Le premier coup porté à la prospérité de Maebashi fut l’effondrement progressif de l’industrie de la soie. Après la Seconde Guerre mondiale, le Japon entama une phase de modernisation rapide qui favorisa le développement d’industries plus rentables, comme l’automobile et l’électronique. La production de soie, qui avait autrefois fait la fortune de Maebashi, fut peu à peu délaissée au profit de matériaux synthétiques comme le nylon et le polyester, jugés plus économiques et plus faciles à produire en masse. En parallèle, la mondialisation entraîna une concurrence accrue, notamment de la part de la Chine, dont la sériciculture coûtait bien moins cher. Cette évolution força de nombreuses filatures et manufactures locales à fermer leurs portes, laissant la ville orpheline de son principal moteur économique.
Le deuxième facteur du déclin de Maebashi fut son positionnement géographique. Contrairement à d’autres villes industrielles qui purent se réinventer grâce à leur proximité avec Tokyo ou Osaka, Maebashi souffrait d’un enclavement relatif. Bien que située à seulement 100 kilomètres de Tokyo, elle n’a jamais réussi à s’imposer comme une destination incontournable pour le tourisme ou les affaires. Son absence de connexion directe avec le Shinkansen (le train à grande vitesse japonais) la désavantagea face à d’autres villes de la région de Kantō, comme Takasaki, qui devint le hub ferroviaire de la préfecture de Gunma.
En parallèle, l’exode des jeunes générations vers les grandes métropoles aggrava la situation. À partir des années 1980, le vieillissement de la population et la désertification commerciale commencèrent à être visibles dans le centre-ville. Les shōtengai, autrefois animés, se vidèrent progressivement, et de nombreux bâtiments laissés à l’abandon témoignent encore aujourd’hui de cette déperdition. Les investissements municipaux dans des projets de modernisation n’ont pas suffi à endiguer cette tendance, car l’attrait de Tokyo reste irrésistible pour les jeunes actifs en quête de meilleures opportunités professionnelles.
Le coup de grâce fut porté par l’évolution des modes de consommation. Comme dans de nombreuses villes japonaises de taille moyenne, l’implantation de grands centres commerciaux en périphérie, accessibles en voiture, attira la clientèle locale au détriment des commerces traditionnels du centre-ville. Ce phénomène accentua la fragmentation urbaine et transforma le visage de Maebashi, qui passa d’une ville animée à une cité où coexistent des zones modernes bien entretenues et des quartiers délaissés.

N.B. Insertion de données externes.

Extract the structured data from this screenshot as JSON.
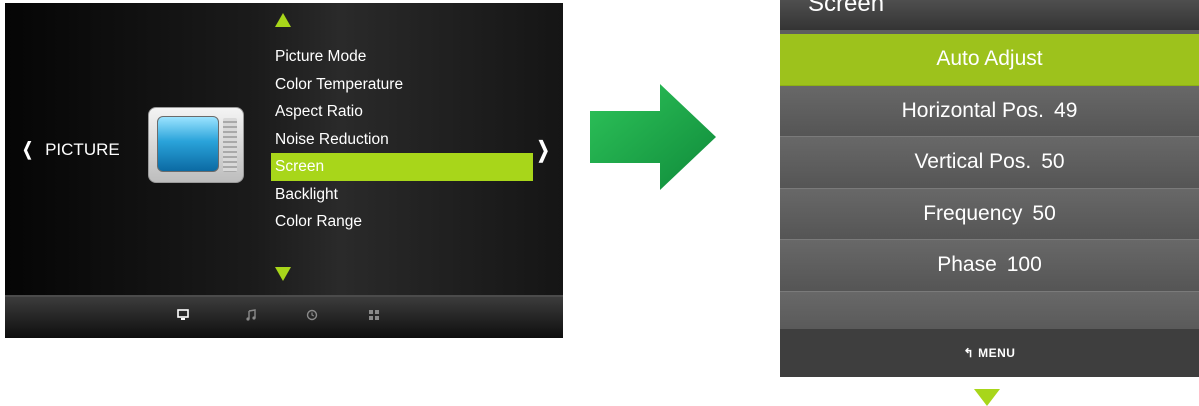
{
  "left_menu": {
    "category": "PICTURE",
    "items": [
      {
        "label": "Picture Mode"
      },
      {
        "label": "Color Temperature"
      },
      {
        "label": "Aspect Ratio"
      },
      {
        "label": "Noise Reduction"
      },
      {
        "label": "Screen",
        "selected": true
      },
      {
        "label": "Backlight"
      },
      {
        "label": "Color Range"
      }
    ],
    "bottom_icons": [
      "picture-icon",
      "music-icon",
      "clock-icon",
      "grid-icon"
    ]
  },
  "right_menu": {
    "title": "Screen",
    "items": [
      {
        "label": "Auto Adjust",
        "value": "",
        "selected": true
      },
      {
        "label": "Horizontal Pos.",
        "value": "49"
      },
      {
        "label": "Vertical Pos.",
        "value": "50"
      },
      {
        "label": "Frequency",
        "value": "50"
      },
      {
        "label": "Phase",
        "value": "100"
      },
      {
        "label": "",
        "value": ""
      }
    ],
    "footer_label": "MENU"
  },
  "colors": {
    "accent": "#a8d61a",
    "selected_row": "#9dc21c",
    "arrow": "#1fa84a"
  }
}
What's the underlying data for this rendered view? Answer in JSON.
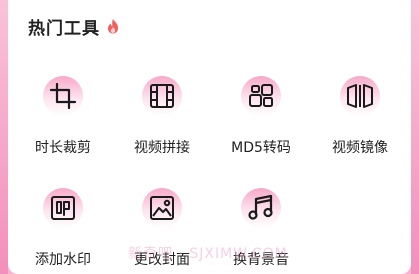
{
  "header": {
    "title": "热门工具",
    "badge_icon": "fire-icon"
  },
  "tools": [
    {
      "label": "时长裁剪",
      "icon": "crop-icon"
    },
    {
      "label": "视频拼接",
      "icon": "film-icon"
    },
    {
      "label": "MD5转码",
      "icon": "grid-squares-icon"
    },
    {
      "label": "视频镜像",
      "icon": "mirror-icon"
    },
    {
      "label": "添加水印",
      "icon": "watermark-stamp-icon"
    },
    {
      "label": "更改封面",
      "icon": "image-icon"
    },
    {
      "label": "换背景音",
      "icon": "music-note-icon"
    }
  ],
  "watermark": "新奇吧 · SJXIMW.COM",
  "colors": {
    "accent": "#f38fbc",
    "icon_stroke": "#1a1a1a",
    "fire": "#f25f5c"
  }
}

Aujourd’hui, Maebashi peine à retrouver son lustre d’antan. Si elle reste la capitale administrative de la préfecture de Gunma, son rôle économique et culturel s’est considérablement amoindri. Toutefois, des initiatives émergent pour tenter de redonner vie à la ville et attirer une nouvelle génération d’habitants et d’entrepreneurs.
Initiatives de revitalisation culturelle : un souffle nouveau pour Maebashi
Consciente de son déclin, Maebashi tente depuis plusieurs années de se réinventer en misant sur la culture, l’art et l’innovation. Des initiatives publiques et privées ont vu le jour pour revitaliser le centre-ville et attirer une nouvelle génération d’artistes, de créateurs et d’entrepreneurs.
L’un des projets les plus emblématiques de cette renaissance est le Maebashi Galleria, un complexe artistique et commercial conçu pour dynamiser le cœur de la ville. Ce projet, inspiré des tendances observées dans des villes comme Kanazawa ou Naoshima, cherche à transformer Maebashi en un pôle d’expérimentation culturelle. Il accueille des galeries d’art contemporain, des studios pour artistes en résidence, ainsi que des boutiques et cafés branchés. L’objectif est de redonner à Maebashi une attractivité culturelle et d’encourager la créativité locale.

Par ailleurs, la municipalité a mis en place plusieurs événements culturels destinés à attirer les visiteurs et à redonner vie aux quartiers historiques. Des festivals de street art, des expositions et des concerts sont organisés dans les anciennes shōtengai, offrant une seconde vie à ces espaces désertés. Ces initiatives visent à encourager la réhabilitation des bâtiments anciens en lieux artistiques ou en cafés indépendants, redonnant un caractère plus chaleureux et dynamique au centre-ville.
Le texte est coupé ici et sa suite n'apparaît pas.